The decision on Wednesday appeared to leave no room for those MPs to argue they were eligible under Section 44, with the court saying the case turned “upon “one issue” – whether Ms Gallagher was “irremediably prevented by foreign law” from renouncing her dual citizenship.

“An affirmative answer cannot be given merely because a decision might not be provided in time for a person’s nomination,” the court said.

Attorney-General Christian Porter immediately called for all four “in-doubt” MPs to resign and face byelections.

“Those four people must resign, they must resign today,” Mr Porter said.

Opposition Leader Bill Shorten said Labor would now “consider what further implications today’s decision by the High Court may have”.

“Today, the High Court has set a new precedent,” he said.

Ms Gallagher said she was “very disappointed” but respected the decision of the court.

“To the people of the ACT I’m very sorry that this disruption has occurred to one of your federal representatives,” she said.

The former ACT chief minister said she believed she had more contribute to public life and would consult with Labor members about her future.

Ms Gallagher is likely to be replaced by Labor candidate David Smith, who is ACT director of Professionals Australia.

The ruling mans Labor will face four byelections, three resulting from dual citizenship in addition to a contest in Perth sparked by Tim Hammond’s decision to resign.

The Opposition would be most nervous about Ms Lamb’s seat of Longman, which she held by less than 1 per cent.

Ms Lamb, who remains British, argued in Parliament last year that she could not retrieve the documentation required to renounce her citizenship because she was estranged from her mother.

Justine Keay held her Tasmanian seat of Braddon by 2.2 per cent.

Ms Sharkie would also face a tough challenge in the seat of Mayo, which was a Liberal seat since 1984 before she won it under the Nick Xenophon Team banner in 2016.

Before resigning Ms Sharkie said she would take legal advice but believed her case was “materially different to Senator Gallagher’s”.

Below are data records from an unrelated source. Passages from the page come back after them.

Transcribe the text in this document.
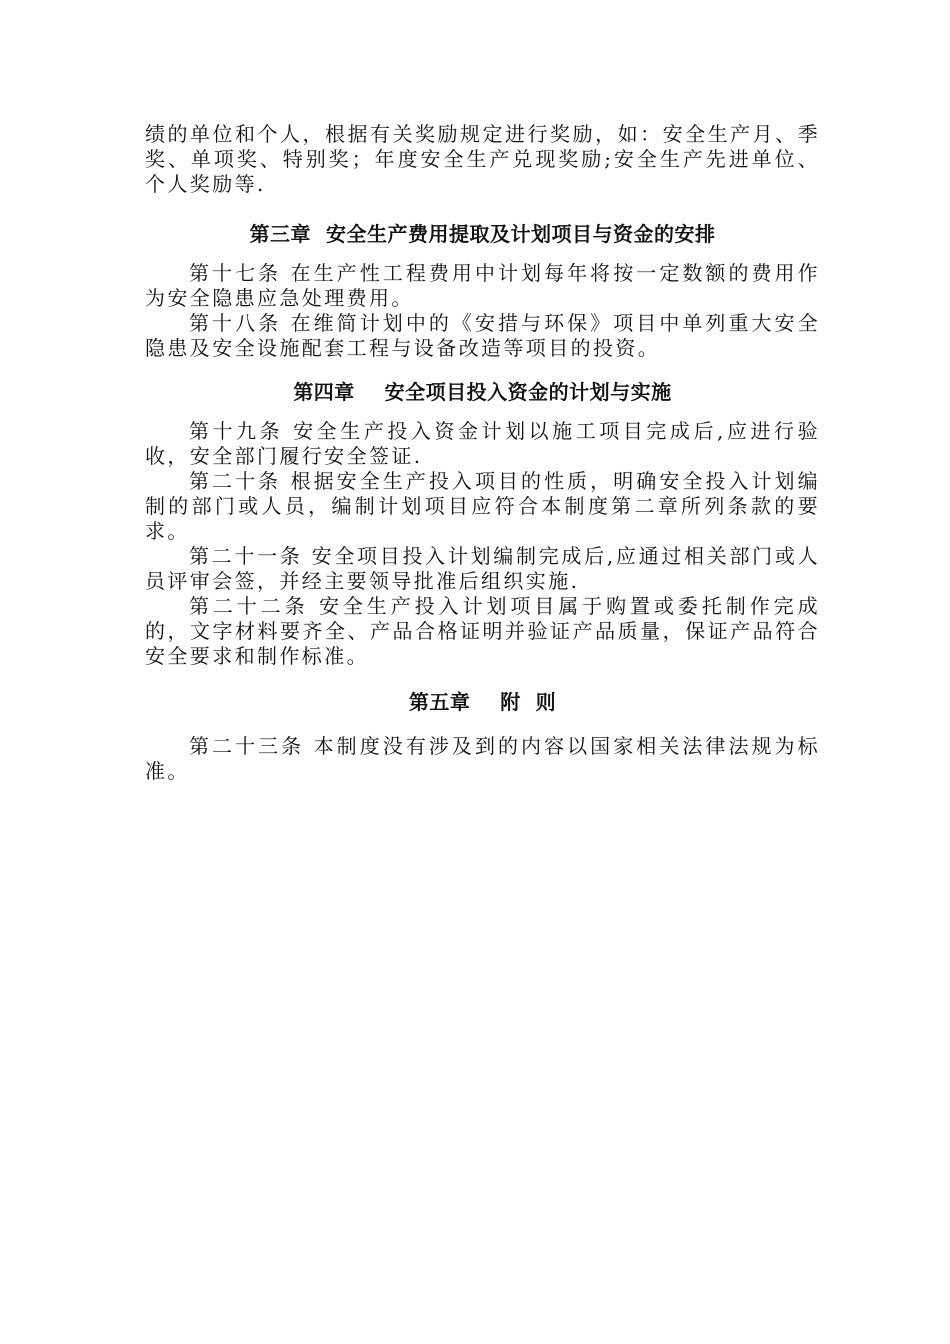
绩的单位和个人，根据有关奖励规定进行奖励，如：安全生产月、季奖、单项奖、特别奖；年度安全生产兑现奖励;安全生产先进单位、个人奖励等.

第三章  安全生产费用提取及计划项目与资金的安排

第十七条 在生产性工程费用中计划每年将按一定数额的费用作为安全隐患应急处理费用。

第十八条 在维简计划中的《安措与环保》项目中单列重大安全隐患及安全设施配套工程与设备改造等项目的投资。

第四章    安全项目投入资金的计划与实施

第十九条 安全生产投入资金计划以施工项目完成后,应进行验收，安全部门履行安全签证.

第二十条 根据安全生产投入项目的性质，明确安全投入计划编制的部门或人员，编制计划项目应符合本制度第二章所列条款的要求。

第二十一条 安全项目投入计划编制完成后,应通过相关部门或人员评审会签，并经主要领导批准后组织实施.

第二十二条 安全生产投入计划项目属于购置或委托制作完成的，文字材料要齐全、产品合格证明并验证产品质量，保证产品符合安全要求和制作标准。

第五章    附  则

第二十三条 本制度没有涉及到的内容以国家相关法律法规为标准。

There is also speculation Ms Gallagher could re-enter parliament through a new lower seat in the ACT.

“She is an enormously talented asset for the Labor party and we will do everything we possibly can to see that she has the long career ahead of her that she deserves,” Labor’s deputy leader Tanya Plibersek told reporters in Canberra on Tuesday.

The High Court last month heard that Ms Gallagher left it too late to renounce her British citizenship before nominating before the 2016 election.

Ms Gallagher submitted her renunciation application on April 20 and was charged a fee for it on May 6, 10 days before federal election writs were issued.

Her lawyers argued that what she provided was “sufficient there and then” to meet renunciation requirements, but the British Home Office requested further details on July 20, almost three weeks after the election.

Solicitor-General Stephen Donaghue told the High Courth last month that publicly available estimates of renunciation processing times ranged between 55 and 60 days – and in some cases, up to six months – but Ms Gallagher left just 41 days for hers.

“On those facts alone, your honours could conclude she did not take all reasonable steps,” he said.

Senator Gallagher was preselected 12 months before the election and 11 months before she nominated.